This is a bit of a recap of the New Mexico History course that I took with Dr. Jerry Wallace at NMSU during the Fall of 2024. Dr. Wallace mentioned this book more than once in both New Mexico History and the other course I took with him, the Making of the American West. It’s clear that he got a lot from this book, I think, especially regarding the way people think about— or the myth—of the West. Wallace is a White fan, I think, and so far, so am I. I read pieces of this book while researching my saloon paper, but now I want to read it cover to cover. It’s huge, though, so this is a read at home book, not a take around town book.
White begins by talking about the definition of the west, geographically. He says it’s accessible from outside, and divided inside. That seems to me true, as one issue I had with the Making of the West course is that it was simply too broad. The whole idea of the American West is just too broad. New Mexico is another planet compared to Washington State, and as Wallace continually pointed out over the two courses, even within states, regions are vastly different (Northern and Southern NM, AZ, Nevada; Eastern and Western Texas and Kansas). I think these things have to be looked at more regionally, and fluidly. Hard to do in a 16-week course, but I can do it in my own time.
Chapter One begins with a recap of the Spanish entrance into New Mexico. The biggest takeaway here is that the Spanish, eventually, integrate with the Pueblo people, changing both societies. The Pueblo Revolt, and temporary exit of the Spanish, created an opportunity for surrounding peoples, principally the Navajo, Apache and Comanche, to attack, and those raids again changed all of the above societies, due to the introduction of tools, tech, animals, crops and germs. Everything is always connected. When the Spanish come back, they, more than ever, need the Pueblo for defense, and they become more and more one people, with mestizos, mulattoes and an elaborate caste system based on land and, ostensibly, honor. Increasingly, there are simply fewer “pure” Spaniards, regardless of what some claim today. He doesn’t say if the caste system was codified like it was in Mexico after the arrival of the Spanish, or simply traditional, but in either case it was very fluid—due to the poverty of the place in general, and to its location far from the center of government and oversight. There simply wasn’t enough wealth for the elite to rise all that far above the peasants, and White notes that while class divisions existed, the distance from the top to the bottom was not as far as it was in many other societies. Much of this had to do with the communal land grants, which kept the elite from owning a majority of available land. I’m really interested in the land grants, and the effects they’ve continued to have on New Mexico. I hope White gets into that later in the book.

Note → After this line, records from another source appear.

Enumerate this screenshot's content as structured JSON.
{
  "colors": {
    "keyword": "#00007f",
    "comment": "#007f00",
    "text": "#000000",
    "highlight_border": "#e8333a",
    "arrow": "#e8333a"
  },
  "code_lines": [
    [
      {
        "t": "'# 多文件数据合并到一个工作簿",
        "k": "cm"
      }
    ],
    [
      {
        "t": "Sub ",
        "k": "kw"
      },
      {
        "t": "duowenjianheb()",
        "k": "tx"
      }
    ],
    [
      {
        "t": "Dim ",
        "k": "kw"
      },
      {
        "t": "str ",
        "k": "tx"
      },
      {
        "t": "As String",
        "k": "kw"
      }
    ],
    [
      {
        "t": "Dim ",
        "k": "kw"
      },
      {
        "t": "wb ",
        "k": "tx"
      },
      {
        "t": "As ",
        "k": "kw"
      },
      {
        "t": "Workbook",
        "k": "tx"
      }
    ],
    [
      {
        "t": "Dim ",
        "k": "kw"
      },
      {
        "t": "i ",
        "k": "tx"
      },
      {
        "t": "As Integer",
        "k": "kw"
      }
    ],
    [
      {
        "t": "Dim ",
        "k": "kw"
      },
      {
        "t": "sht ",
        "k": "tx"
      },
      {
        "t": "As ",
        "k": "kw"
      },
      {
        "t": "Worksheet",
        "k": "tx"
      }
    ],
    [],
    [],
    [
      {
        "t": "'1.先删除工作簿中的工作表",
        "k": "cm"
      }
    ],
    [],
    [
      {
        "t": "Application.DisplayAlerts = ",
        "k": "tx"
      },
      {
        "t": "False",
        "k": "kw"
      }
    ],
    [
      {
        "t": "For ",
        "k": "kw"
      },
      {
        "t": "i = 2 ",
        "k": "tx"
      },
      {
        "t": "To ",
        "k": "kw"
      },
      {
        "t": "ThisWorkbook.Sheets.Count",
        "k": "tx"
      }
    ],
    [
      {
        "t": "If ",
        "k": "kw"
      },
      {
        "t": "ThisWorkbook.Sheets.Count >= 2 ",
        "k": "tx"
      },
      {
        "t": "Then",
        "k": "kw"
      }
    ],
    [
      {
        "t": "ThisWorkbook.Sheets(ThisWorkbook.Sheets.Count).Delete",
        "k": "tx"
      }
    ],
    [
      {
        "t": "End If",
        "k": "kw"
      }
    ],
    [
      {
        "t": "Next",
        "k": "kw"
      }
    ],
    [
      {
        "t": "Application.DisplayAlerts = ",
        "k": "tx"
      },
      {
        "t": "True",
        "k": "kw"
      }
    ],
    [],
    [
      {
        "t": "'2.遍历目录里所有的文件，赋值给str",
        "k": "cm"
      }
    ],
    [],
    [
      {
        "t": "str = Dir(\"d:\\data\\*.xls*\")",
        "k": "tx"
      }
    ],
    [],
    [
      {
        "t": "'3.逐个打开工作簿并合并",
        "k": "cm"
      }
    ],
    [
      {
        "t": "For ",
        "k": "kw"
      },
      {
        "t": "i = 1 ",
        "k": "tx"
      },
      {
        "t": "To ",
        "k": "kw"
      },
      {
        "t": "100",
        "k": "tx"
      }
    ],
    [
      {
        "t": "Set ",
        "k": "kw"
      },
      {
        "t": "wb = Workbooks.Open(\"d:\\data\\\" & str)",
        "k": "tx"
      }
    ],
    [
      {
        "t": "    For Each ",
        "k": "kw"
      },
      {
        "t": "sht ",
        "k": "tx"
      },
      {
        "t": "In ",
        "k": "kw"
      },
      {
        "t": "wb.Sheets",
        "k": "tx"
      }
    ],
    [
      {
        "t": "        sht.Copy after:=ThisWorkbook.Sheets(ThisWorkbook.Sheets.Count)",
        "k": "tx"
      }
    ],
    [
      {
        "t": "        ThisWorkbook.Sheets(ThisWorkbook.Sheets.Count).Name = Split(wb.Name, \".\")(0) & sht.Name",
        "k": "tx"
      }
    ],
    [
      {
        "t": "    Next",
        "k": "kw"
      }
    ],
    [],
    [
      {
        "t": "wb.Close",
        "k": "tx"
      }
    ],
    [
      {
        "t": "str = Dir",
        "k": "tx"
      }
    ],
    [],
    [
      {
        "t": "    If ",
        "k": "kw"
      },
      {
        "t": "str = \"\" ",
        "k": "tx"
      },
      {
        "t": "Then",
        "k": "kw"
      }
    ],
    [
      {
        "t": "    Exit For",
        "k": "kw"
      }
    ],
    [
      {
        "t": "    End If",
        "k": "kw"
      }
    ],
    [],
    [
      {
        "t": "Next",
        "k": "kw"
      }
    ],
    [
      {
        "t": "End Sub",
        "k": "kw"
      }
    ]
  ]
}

There is also a section on intermarriage, and strategic marriages that go along with the concept of honor being a vehicle to raise in class. Two things here: First, if they could raise their status through honor, that’s kind of reminiscent of one of the Christian religions of the early British North Americans. It’s similar, but I need to think about it more. Second, the strategic nature of marriage reminds me of the Holy Roman Empire. And of Kit Carson and early New Mexico Governor Charles Bent, who both married into either Indian or Spanish families (again, I don’t remember the exact details of these marriages, just that the cynic in me believes it was, or may have been, status or money more than love).
More to come, and by the way, Dr. Wallace at NMSU is a great professor who I highly recommend. 5 stars.